The tentative pact reached Saturday would establish protocols for creating new protected portions of international waters. It covers two-thirds of the sea's surface beyond the waters generally controlled by nations — about 200 nautical miles from their shores. This area, crucial for preserving Earth's fragile ecosystem, is threatened by multiple factors, including overfishing, shipping, mining and the scourge of global pollution.
Only about 1.2% of the area is under environmental protection now. The U.N. agreement would establish the process for proposing new marine protection areas to maintain the ecological diversity required by the oceans — and, often, humans — not just for food but potentially medicine, making it essential that the pact establishes initial guidelines on how profits from such a discovery could be shared with developing nations.
The diplomatic breakthrough comes just months after a similar one reached at a U.N. biodiversity conference in Montreal. There, nearly 200 nations agreed to try to stop what's been called an extinction crisis by committing to a plan called "30 by 30" — to conserve 30% of land, sea and inland waterways by 2030 to allow wildlife to survive, let alone thrive.

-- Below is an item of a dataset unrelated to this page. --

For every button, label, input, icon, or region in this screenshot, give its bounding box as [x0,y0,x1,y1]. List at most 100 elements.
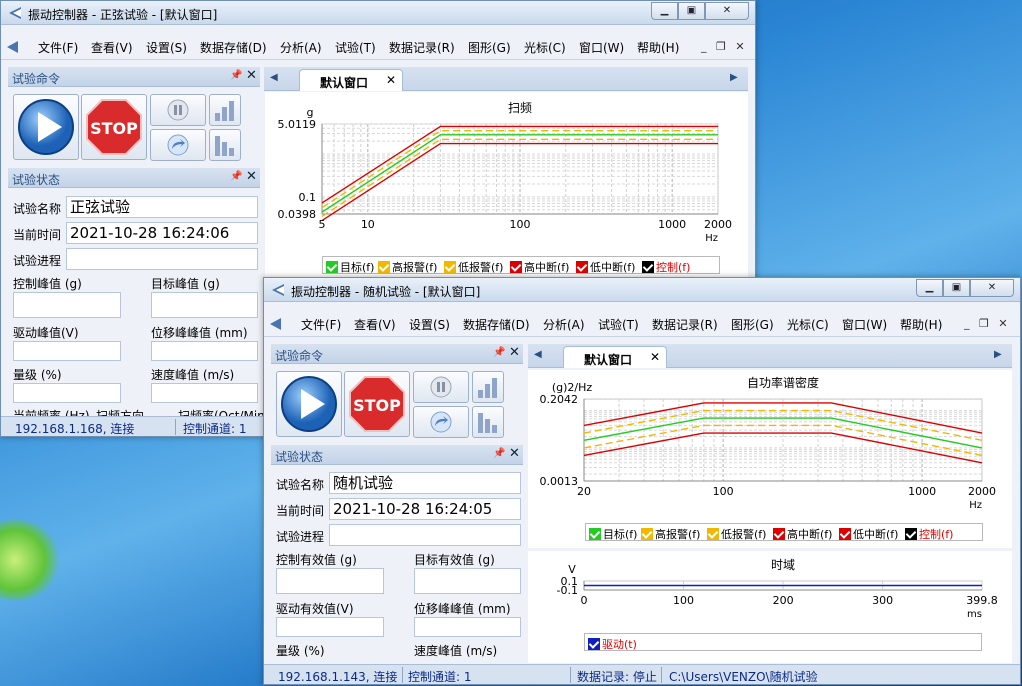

Because the oceans, in particular, play such a large part in sequestering and storing carbon, eventual implementation of the agreement would help in the fight against climate change, too. But oceans' natural ability to perform this vital function depends on their health.
"We have never been able to protect and manage marine life in the ocean beyond countries' jurisdiction," Rebecca Hubbard, director of the High Seas Alliance told the Washington Post. "This is absolutely world-changing."